Os desafios em se relacionar com a imprensa e pautar a filantropia em 2020
Em 2020, o Terceiro Setor tomou conta da pauta midiática como há tempos não se via. A grande onda de solidariedade gerada pela pandemia do coronavírus foi amplamente explorada pelos veículos de comunicação, dimensionando a importância do trabalho realizado por essas instituições no atendimento à população mais carente e o quanto o país ainda precisa amadurecer no apoio permanente a essas entidades, criando uma cultura filantrópica, e não apenas promovendo doações em momentos críticos pontuais, como é mais comum por aqui.
Esse, aliás, é um dos grandes desafios quando o assunto é a comunicação de causas sociais no Brasil, inclusive no que se refere à cobertura jornalística. Diferentemente do que acontece em outros países, como nos Estados Unidos, por exemplo, o envolvimento da maior parte dos brasileiros com a filantropia não é algo contínuo, que faça parte efetivamente da cultura das pessoas. Isso não quer dizer que nosso povo não seja solidário, pelo contrário. No entanto, como já mencionado, essa solidariedade costuma ser aflorada de forma mais significativa diante de fatos que geram grandes mobilizações, como tragédias naturais, acidentes de grandes proporções, casos públicos de injustiça, entre outros acontecimentos que despertam um forte sentimento de coletividade, como é o caso da atual pandemia que vivemos – em que todos se unem contra um único inimigo.

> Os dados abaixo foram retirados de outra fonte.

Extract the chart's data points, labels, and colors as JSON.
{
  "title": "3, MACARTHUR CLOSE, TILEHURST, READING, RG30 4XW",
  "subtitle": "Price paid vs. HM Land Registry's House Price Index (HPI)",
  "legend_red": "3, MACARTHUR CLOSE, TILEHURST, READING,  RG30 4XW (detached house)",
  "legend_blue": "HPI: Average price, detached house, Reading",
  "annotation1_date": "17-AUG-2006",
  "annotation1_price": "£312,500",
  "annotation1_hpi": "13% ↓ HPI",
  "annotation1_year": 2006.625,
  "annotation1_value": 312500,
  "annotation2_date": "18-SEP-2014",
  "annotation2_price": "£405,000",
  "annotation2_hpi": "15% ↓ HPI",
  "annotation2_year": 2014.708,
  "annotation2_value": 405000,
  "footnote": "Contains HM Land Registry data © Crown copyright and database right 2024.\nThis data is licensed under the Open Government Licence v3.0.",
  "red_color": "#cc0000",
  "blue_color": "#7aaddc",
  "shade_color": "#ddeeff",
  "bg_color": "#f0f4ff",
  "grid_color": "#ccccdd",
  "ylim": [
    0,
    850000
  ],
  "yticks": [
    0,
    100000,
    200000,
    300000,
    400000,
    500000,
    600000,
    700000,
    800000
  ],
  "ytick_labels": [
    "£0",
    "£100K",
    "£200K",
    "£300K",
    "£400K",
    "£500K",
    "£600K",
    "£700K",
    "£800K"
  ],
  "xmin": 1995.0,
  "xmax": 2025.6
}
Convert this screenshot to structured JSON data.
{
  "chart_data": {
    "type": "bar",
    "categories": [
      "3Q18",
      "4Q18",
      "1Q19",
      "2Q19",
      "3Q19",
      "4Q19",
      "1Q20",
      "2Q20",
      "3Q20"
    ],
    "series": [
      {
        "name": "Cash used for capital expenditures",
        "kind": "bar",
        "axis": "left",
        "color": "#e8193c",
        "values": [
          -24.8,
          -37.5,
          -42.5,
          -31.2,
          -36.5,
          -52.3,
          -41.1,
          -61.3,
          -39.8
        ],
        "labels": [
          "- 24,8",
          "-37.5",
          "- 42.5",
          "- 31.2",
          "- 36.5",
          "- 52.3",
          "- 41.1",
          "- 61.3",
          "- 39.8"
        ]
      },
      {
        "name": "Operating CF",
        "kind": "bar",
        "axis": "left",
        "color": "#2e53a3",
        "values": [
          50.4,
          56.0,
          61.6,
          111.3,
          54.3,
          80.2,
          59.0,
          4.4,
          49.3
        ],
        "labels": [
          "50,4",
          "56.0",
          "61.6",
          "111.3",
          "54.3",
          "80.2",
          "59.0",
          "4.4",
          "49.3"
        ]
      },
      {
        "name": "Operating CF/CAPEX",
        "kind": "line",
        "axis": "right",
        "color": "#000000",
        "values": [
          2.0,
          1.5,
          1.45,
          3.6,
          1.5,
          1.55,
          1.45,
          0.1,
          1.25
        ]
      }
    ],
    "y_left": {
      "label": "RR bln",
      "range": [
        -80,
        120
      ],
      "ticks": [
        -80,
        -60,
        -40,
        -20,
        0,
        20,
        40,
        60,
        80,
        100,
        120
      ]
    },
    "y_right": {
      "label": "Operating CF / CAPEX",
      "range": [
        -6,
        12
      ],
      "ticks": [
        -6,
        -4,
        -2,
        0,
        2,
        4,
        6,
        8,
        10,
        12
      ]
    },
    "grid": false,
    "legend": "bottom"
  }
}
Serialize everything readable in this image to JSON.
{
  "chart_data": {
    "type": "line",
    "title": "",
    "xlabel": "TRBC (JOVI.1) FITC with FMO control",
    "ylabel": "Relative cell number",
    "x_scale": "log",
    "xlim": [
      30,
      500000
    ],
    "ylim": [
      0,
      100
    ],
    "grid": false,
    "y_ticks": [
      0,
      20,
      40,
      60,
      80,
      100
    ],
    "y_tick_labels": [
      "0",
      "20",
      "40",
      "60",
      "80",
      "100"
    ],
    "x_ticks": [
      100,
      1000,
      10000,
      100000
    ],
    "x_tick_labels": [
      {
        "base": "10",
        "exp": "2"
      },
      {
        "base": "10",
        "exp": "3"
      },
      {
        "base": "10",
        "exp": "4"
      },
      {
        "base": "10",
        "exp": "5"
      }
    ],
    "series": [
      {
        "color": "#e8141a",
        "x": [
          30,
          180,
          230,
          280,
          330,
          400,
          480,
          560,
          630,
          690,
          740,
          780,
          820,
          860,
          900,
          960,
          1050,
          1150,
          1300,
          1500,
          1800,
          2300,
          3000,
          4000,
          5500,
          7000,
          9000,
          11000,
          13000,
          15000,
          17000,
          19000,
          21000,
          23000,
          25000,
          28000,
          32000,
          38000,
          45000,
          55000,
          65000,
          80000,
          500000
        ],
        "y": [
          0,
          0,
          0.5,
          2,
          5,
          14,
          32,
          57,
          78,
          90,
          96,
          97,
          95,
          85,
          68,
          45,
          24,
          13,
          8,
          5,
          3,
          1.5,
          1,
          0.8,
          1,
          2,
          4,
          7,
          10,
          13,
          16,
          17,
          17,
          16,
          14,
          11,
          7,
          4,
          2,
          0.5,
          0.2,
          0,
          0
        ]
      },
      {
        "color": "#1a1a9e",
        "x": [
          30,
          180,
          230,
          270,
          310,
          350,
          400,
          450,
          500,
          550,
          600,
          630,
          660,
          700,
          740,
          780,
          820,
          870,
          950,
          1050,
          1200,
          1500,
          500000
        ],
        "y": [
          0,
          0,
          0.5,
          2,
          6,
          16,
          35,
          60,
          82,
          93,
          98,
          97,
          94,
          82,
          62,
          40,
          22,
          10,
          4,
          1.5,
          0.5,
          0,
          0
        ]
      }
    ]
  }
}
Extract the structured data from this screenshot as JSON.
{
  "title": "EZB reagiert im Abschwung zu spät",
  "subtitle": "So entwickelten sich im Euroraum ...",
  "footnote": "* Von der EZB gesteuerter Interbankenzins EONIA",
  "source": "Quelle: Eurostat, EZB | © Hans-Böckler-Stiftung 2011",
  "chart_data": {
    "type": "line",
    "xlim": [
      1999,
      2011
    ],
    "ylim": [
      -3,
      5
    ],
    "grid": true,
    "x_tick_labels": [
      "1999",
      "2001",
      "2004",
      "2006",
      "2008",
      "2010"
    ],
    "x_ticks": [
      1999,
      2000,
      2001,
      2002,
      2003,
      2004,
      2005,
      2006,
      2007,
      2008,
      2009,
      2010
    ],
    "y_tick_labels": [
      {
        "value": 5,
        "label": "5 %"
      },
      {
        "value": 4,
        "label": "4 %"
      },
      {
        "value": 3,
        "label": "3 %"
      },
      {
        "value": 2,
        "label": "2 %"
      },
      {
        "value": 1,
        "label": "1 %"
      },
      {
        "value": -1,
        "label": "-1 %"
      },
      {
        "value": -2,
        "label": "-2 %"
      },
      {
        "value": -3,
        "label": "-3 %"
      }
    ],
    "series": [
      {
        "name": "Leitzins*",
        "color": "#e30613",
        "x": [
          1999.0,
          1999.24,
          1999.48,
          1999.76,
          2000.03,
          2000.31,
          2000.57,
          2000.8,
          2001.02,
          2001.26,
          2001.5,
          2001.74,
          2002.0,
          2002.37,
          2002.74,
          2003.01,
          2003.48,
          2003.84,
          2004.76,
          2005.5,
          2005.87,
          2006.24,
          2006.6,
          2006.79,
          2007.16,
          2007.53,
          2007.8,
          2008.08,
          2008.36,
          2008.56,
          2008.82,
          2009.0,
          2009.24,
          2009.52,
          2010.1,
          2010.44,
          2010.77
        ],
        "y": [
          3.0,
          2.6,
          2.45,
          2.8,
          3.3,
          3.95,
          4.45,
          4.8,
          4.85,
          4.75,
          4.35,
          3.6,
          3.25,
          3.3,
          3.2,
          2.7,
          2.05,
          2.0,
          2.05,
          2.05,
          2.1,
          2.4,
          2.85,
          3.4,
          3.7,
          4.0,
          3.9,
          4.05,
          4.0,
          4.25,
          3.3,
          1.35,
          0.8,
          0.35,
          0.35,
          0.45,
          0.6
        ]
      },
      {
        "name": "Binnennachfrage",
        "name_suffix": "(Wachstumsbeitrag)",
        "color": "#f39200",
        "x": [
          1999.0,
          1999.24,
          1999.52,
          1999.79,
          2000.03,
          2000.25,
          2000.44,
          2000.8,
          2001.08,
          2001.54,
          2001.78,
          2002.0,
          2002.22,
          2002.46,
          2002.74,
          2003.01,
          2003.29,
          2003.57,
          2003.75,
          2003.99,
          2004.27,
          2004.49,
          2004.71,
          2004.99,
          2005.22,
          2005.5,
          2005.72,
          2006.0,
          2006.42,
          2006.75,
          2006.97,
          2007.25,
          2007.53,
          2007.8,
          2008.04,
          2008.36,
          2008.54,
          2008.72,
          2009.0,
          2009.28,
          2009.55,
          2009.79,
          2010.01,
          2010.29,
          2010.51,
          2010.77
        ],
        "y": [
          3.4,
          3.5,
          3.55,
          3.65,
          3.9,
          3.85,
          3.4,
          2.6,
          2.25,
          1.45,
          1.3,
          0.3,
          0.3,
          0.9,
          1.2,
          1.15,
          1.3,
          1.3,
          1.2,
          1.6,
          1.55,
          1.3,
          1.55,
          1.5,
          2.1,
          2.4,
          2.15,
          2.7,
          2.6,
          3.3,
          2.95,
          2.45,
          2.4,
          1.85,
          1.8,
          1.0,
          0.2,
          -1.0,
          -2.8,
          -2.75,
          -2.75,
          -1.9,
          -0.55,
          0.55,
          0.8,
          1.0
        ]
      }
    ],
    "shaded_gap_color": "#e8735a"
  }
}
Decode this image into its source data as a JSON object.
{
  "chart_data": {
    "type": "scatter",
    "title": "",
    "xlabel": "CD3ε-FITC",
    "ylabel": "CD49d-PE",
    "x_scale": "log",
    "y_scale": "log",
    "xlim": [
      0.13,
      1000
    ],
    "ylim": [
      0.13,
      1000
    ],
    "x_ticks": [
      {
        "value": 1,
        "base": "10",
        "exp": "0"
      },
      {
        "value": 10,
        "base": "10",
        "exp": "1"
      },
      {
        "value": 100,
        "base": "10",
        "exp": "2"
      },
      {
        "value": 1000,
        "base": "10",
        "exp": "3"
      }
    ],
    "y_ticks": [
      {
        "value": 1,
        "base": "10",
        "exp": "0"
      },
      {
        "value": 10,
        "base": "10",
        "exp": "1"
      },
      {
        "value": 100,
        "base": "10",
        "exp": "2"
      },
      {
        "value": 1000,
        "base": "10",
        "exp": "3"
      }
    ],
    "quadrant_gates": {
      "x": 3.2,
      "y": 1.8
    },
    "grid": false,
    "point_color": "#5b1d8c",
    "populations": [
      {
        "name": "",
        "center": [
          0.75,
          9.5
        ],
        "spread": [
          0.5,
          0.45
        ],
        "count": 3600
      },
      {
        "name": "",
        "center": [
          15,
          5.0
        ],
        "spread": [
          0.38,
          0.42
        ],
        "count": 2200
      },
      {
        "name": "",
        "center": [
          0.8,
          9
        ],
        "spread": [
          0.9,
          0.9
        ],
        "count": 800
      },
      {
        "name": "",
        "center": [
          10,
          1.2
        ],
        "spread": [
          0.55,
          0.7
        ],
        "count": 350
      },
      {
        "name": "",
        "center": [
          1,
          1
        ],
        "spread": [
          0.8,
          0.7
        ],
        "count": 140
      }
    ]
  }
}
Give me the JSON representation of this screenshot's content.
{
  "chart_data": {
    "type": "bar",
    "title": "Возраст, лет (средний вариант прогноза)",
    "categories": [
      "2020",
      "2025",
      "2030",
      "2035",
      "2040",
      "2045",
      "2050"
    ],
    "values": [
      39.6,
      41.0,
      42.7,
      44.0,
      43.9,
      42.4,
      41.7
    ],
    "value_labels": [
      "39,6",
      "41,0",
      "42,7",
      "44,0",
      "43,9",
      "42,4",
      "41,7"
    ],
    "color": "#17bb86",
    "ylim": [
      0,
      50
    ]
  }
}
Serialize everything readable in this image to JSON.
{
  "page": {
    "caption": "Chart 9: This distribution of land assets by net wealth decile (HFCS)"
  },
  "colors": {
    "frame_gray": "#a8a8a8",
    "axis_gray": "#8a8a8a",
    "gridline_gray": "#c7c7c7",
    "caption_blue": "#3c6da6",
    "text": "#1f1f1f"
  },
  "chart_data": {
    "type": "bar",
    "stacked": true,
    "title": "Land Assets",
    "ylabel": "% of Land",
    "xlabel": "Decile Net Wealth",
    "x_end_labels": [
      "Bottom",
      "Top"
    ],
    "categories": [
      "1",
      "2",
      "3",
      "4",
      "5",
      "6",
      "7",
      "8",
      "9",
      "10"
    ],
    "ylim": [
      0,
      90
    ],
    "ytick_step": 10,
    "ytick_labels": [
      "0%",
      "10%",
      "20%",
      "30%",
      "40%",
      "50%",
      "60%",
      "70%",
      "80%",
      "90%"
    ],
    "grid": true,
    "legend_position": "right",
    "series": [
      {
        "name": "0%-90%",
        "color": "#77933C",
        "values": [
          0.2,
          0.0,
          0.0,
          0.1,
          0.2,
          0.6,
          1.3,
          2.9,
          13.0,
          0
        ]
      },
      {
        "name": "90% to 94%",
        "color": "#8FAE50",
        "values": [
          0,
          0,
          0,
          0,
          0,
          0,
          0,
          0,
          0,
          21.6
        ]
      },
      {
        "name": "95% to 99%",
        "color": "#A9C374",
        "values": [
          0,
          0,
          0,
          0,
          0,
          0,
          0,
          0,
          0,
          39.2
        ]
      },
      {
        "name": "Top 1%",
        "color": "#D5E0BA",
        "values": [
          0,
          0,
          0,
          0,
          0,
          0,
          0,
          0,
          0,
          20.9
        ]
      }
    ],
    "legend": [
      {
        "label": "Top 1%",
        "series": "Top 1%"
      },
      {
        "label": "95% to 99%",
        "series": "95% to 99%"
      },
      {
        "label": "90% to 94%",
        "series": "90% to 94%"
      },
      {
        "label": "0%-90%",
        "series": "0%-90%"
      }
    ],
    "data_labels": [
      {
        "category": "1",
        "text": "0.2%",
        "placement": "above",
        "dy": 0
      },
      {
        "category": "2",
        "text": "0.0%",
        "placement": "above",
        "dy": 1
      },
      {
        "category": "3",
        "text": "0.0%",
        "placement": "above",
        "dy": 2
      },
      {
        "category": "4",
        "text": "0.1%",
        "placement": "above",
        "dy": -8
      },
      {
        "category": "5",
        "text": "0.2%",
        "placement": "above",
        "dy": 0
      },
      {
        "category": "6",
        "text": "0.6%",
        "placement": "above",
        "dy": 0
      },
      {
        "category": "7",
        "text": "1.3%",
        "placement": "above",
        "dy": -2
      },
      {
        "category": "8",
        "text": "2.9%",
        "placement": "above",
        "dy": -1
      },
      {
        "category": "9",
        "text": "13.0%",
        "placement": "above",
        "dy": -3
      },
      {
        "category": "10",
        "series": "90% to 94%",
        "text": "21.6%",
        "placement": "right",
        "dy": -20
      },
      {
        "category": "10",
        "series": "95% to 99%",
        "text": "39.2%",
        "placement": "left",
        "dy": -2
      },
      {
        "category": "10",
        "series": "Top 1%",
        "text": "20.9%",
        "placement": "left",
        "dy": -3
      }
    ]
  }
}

No entanto, passado o cenário mais crítico dessas situações, é comum acompanharmos uma rápida queda no que diz respeito ao engajamento e disposição das pessoas para manterem-se ativas no trabalho com as causas sociais. Na pandemia, inclusive, vê-se que isso já é uma realidade. Dados da Associação Brasileira dos Captadores de Recursos (ABCR), por exemplo, mostram que de março a maio deste ano, as doações voltadas ao combate da doença chegaram a R$ 5,5 bilhões. Três meses depois, esse valor havia crescido apenas em torno de 10%.
Essa explicação faz-se importante para contextualizarmos o fato de que a filantropia ainda ocupa um espaço pequeno na vida da maior parte das pessoas, o que reflete na forma como o tema é abraçado (ou não) por atores importantes, que fariam toda a diferença na missão de engajar a população para essa causa tão fundamental, incluindo o poder público, influenciadores, formadores de opinião, e claro, a imprensa.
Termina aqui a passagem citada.